Wiggins was the first Briton to win the world's most famous cycle race in 2012 but team leader Froome said a place even as a super domestique rider was by no means certain just over a month before the endurance classic gets underway in Leeds on July 5.
"Talking about a Plan B, that's a decision the team needs to come to, and Bradley has been talking about playing a support role, not being our Plan B as such," fellow Briton Froome told the Daily Mirror newspaper.
"Richie is looking pretty good at the moment and has the potential to be riding for a place on the podium.
"As far as Bradley is concerned, the final nine riders selected to start the race in Yorkshire is a hot topic.
"That's going to come down to what is best for the team, who is best for each role and the team dynamics."

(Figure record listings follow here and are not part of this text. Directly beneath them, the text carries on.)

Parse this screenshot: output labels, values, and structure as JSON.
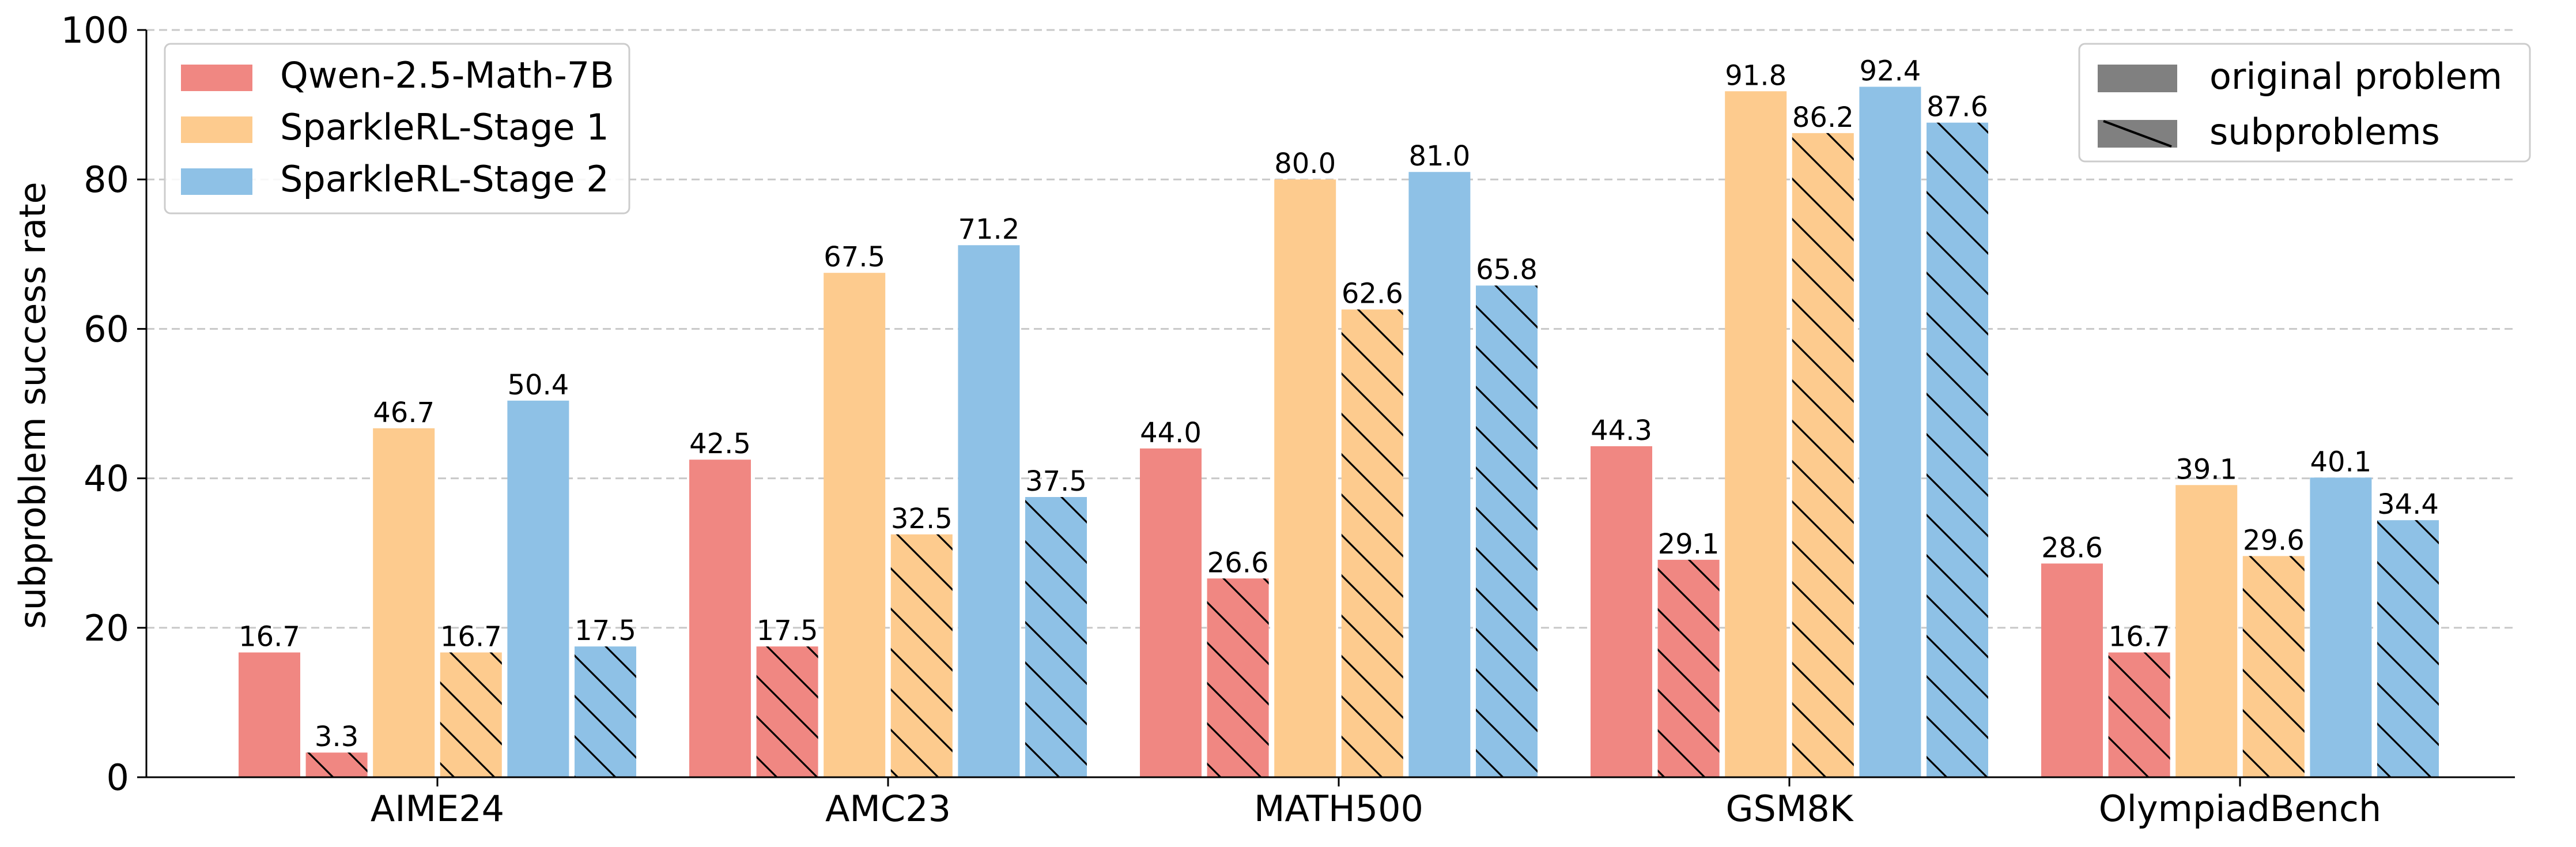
{
  "chart_data": {
    "type": "bar",
    "title": "",
    "xlabel": "",
    "ylabel": "subproblem success rate",
    "ylim": [
      0,
      100
    ],
    "yticks": [
      0,
      20,
      40,
      60,
      80,
      100
    ],
    "grid": "y-dashed",
    "categories": [
      "AIME24",
      "AMC23",
      "MATH500",
      "GSM8K",
      "OlympiadBench"
    ],
    "series": [
      {
        "name": "Qwen-2.5-Math-7B (original problem)",
        "model": "Qwen-2.5-Math-7B",
        "kind": "original problem",
        "color": "#F08782",
        "values": [
          16.7,
          42.5,
          44.0,
          44.3,
          28.6
        ],
        "labels": [
          "16.7",
          "42.5",
          "44.0",
          "44.3",
          "28.6"
        ]
      },
      {
        "name": "Qwen-2.5-Math-7B (subproblems)",
        "model": "Qwen-2.5-Math-7B",
        "kind": "subproblems",
        "color": "#F08782",
        "values": [
          3.3,
          17.5,
          26.6,
          29.1,
          16.7
        ],
        "labels": [
          "3.3",
          "17.5",
          "26.6",
          "29.1",
          "16.7"
        ]
      },
      {
        "name": "SparkleRL-Stage 1 (original problem)",
        "model": "SparkleRL-Stage 1",
        "kind": "original problem",
        "color": "#FDCB8E",
        "values": [
          46.7,
          67.5,
          80.0,
          91.8,
          39.1
        ],
        "labels": [
          "46.7",
          "67.5",
          "80.0",
          "91.8",
          "39.1"
        ]
      },
      {
        "name": "SparkleRL-Stage 1 (subproblems)",
        "model": "SparkleRL-Stage 1",
        "kind": "subproblems",
        "color": "#FDCB8E",
        "values": [
          16.7,
          32.5,
          62.6,
          86.2,
          29.6
        ],
        "labels": [
          "16.7",
          "32.5",
          "62.6",
          "86.2",
          "29.6"
        ]
      },
      {
        "name": "SparkleRL-Stage 2 (original problem)",
        "model": "SparkleRL-Stage 2",
        "kind": "original problem",
        "color": "#8EC1E6",
        "values": [
          50.4,
          71.2,
          81.0,
          92.4,
          40.1
        ],
        "labels": [
          "50.4",
          "71.2",
          "81.0",
          "92.4",
          "40.1"
        ]
      },
      {
        "name": "SparkleRL-Stage 2 (subproblems)",
        "model": "SparkleRL-Stage 2",
        "kind": "subproblems",
        "color": "#8EC1E6",
        "values": [
          17.5,
          37.5,
          65.8,
          87.6,
          34.4
        ],
        "labels": [
          "17.5",
          "37.5",
          "65.8",
          "87.6",
          "34.4"
        ]
      }
    ],
    "legend_models": {
      "placement": "top-left",
      "entries": [
        {
          "label": "Qwen-2.5-Math-7B",
          "color": "#F08782"
        },
        {
          "label": "SparkleRL-Stage 1",
          "color": "#FDCB8E"
        },
        {
          "label": "SparkleRL-Stage 2",
          "color": "#8EC1E6"
        }
      ]
    },
    "legend_kinds": {
      "placement": "top-right",
      "entries": [
        {
          "label": "original problem",
          "color": "#808080",
          "hatched": false
        },
        {
          "label": "subproblems",
          "color": "#808080",
          "hatched": true
        }
      ]
    }
  }
}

Wiggins announced his intention of racing in the Tour de France after an impressive victory in the Tour of California last month.
Already tense relations between the two riders were likely to have been further strained after Froome's recently released book revealed they had fallen out in 2012.

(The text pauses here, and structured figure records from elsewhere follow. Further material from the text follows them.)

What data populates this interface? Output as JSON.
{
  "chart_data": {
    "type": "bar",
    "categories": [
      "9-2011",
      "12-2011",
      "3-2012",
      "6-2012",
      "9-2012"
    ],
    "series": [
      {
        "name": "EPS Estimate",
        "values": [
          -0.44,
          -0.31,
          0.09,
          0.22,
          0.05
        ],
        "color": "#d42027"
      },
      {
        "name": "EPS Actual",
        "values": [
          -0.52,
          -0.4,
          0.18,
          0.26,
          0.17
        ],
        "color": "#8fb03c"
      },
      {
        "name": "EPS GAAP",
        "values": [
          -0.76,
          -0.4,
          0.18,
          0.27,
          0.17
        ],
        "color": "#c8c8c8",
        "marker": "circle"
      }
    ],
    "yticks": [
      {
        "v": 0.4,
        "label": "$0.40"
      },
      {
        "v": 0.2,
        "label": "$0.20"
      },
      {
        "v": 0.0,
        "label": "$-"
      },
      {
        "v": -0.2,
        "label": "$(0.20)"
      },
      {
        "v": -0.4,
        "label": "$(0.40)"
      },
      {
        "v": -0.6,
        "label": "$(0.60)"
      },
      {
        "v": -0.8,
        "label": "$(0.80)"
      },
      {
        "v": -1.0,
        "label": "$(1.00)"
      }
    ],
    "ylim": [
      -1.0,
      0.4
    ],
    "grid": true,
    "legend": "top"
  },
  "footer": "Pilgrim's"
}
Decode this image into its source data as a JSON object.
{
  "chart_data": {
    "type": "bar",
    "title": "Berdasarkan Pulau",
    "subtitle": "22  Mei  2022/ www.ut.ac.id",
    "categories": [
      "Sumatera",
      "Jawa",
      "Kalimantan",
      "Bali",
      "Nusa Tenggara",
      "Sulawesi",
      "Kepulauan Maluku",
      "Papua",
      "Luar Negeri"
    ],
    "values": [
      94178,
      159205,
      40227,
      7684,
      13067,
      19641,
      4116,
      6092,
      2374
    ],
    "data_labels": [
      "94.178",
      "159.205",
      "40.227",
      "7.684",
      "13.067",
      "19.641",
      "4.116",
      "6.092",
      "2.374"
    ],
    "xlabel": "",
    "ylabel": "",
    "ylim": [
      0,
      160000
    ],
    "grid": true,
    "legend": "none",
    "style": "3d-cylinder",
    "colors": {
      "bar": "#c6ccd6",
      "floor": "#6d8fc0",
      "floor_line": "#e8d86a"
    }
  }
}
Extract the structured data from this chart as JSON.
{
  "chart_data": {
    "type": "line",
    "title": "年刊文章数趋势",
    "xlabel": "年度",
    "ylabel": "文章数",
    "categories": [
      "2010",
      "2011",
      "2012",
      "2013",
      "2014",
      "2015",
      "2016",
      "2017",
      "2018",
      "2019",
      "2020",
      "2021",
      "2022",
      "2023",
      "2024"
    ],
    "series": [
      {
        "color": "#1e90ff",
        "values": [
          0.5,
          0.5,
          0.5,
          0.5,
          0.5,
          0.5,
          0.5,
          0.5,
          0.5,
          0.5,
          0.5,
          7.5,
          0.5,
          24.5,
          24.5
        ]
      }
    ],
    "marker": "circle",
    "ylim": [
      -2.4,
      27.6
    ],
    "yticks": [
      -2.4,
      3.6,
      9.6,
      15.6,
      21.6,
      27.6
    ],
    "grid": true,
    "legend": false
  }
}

"I would have been criticised a lot for not covering that topic in my autobiography," Froome told the paper.
"Until now people have only seen Bradley's version of events, so it was important for me to put out what I felt happened. But these issues have been put to bed and are in the past now."
The 29-year-old Porte played a key support role in Froome's victory last year, acting as his main climbing deputy in the major mountain stages on his way to a 19th place finish.